In the terms of agreement signed between the Jet Airways’ Indian RP and the Dutch insolvency court administrator, there is lack of equal representation for the former, said Ravi Kini, managing partner at M V Kini & Co.

“The aims of the protocol are mentioned in Clause 3 of the protocol, which enumerates coordination, communication, information and data sharing, preservation, claim reconciliation, maximum value of assets, recoveries, and comity. The aims do not mention participation of Dutch trustees in Indian proceedings nor RP participating in Dutch proceedings,” said Kini, adding that it is “very important that the Indian RP should participate before the Dutch Bankruptcy Court so that he can protect the interest of the company during the sale of assets, as well as defence of claims against the company.”

However, most experts believe that the Jet Airways case is an exception and not a norm for becoming the foundation of cross-border insolvency norms in India.
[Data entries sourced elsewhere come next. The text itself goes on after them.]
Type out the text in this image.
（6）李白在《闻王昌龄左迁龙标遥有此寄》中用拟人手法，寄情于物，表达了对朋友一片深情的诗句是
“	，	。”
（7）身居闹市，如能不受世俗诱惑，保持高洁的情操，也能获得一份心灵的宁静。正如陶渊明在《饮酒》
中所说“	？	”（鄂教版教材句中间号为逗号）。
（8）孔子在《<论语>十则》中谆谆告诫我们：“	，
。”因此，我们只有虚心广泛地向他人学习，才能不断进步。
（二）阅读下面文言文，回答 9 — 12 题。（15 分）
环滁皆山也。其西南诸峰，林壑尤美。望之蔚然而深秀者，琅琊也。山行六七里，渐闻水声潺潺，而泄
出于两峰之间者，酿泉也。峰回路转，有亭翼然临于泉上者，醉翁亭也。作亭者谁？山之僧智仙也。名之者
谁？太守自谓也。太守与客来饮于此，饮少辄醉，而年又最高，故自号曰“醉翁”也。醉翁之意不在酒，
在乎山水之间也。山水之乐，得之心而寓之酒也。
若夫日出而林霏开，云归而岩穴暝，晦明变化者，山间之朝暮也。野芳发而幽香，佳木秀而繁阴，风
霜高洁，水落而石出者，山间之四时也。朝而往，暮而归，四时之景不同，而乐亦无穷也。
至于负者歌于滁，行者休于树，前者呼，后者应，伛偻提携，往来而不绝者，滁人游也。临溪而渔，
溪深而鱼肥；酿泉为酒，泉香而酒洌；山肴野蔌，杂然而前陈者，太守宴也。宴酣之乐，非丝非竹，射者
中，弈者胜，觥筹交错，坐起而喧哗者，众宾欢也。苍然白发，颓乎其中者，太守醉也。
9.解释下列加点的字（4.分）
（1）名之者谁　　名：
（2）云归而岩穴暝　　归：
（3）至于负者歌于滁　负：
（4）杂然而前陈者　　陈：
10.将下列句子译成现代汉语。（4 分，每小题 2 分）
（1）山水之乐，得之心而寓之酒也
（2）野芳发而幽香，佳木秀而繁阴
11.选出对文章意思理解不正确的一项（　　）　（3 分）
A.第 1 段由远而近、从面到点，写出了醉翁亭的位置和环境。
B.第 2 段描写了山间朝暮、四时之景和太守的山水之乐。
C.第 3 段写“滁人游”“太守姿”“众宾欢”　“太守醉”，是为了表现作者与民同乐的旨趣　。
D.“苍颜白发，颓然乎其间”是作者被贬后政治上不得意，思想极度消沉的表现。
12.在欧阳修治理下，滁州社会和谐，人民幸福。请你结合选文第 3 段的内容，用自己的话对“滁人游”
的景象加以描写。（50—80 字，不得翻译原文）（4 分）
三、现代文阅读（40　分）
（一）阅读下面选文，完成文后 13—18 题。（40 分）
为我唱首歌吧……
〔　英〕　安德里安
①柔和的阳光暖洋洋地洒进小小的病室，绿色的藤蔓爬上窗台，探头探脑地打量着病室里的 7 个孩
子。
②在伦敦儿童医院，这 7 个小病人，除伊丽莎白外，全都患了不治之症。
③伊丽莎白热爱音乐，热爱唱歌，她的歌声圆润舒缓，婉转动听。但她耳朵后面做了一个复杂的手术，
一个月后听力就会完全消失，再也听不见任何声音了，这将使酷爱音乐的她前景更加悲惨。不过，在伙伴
The IBC did not incorporate the idea of cross-border insolvency while it was being framed in 2015, as there was lack of “adequate institutional-backed dedicated bankruptcy courts, well-organised resolution professionals, information utilities, and seamless communication between bankruptcy courts of different jurisdiction,” said former Union law secretary T K Viswanathan in an e-mailed response.

Viswanathan, however, believes the NCLAT order, apart from being a clarification that foreign creditors have the same rights as are available to Indian creditors, will also send a strong signal to foreign investors that foreign investments are welcome.

“There an urgent need to provide for cross-border insolvency provisions in the Code since our courts and tribunals will have to conduct joint hearings in concurrent proceedings with bankruptcy tribunals of other jurisdictions, and will have to collaborate in evolving common standards to decide disputes,” said Viswanathan.

A report on cross-border insolvency has been submitted by a committee led by Insolvency and Bankruptcy Board Chairman Injeti Srinivas in March 2018. The 14-member committee had given its recommendations based on the United Nations Commission on International Trade Law’s suggestions, which have been accepted as a model law by many countries.

The committee had noted that cross-border provisions would help increase foreign investments, provide greater flexibility to all investors, protect and give priority to domestic interests, and provide a mechanism for cooperation.

The committee had suggested that the application of cross-border insolvency provisions should also be limited only to corporate debtors to start with and based on the experience gained, it could be extended to individual insolvency in due course of time.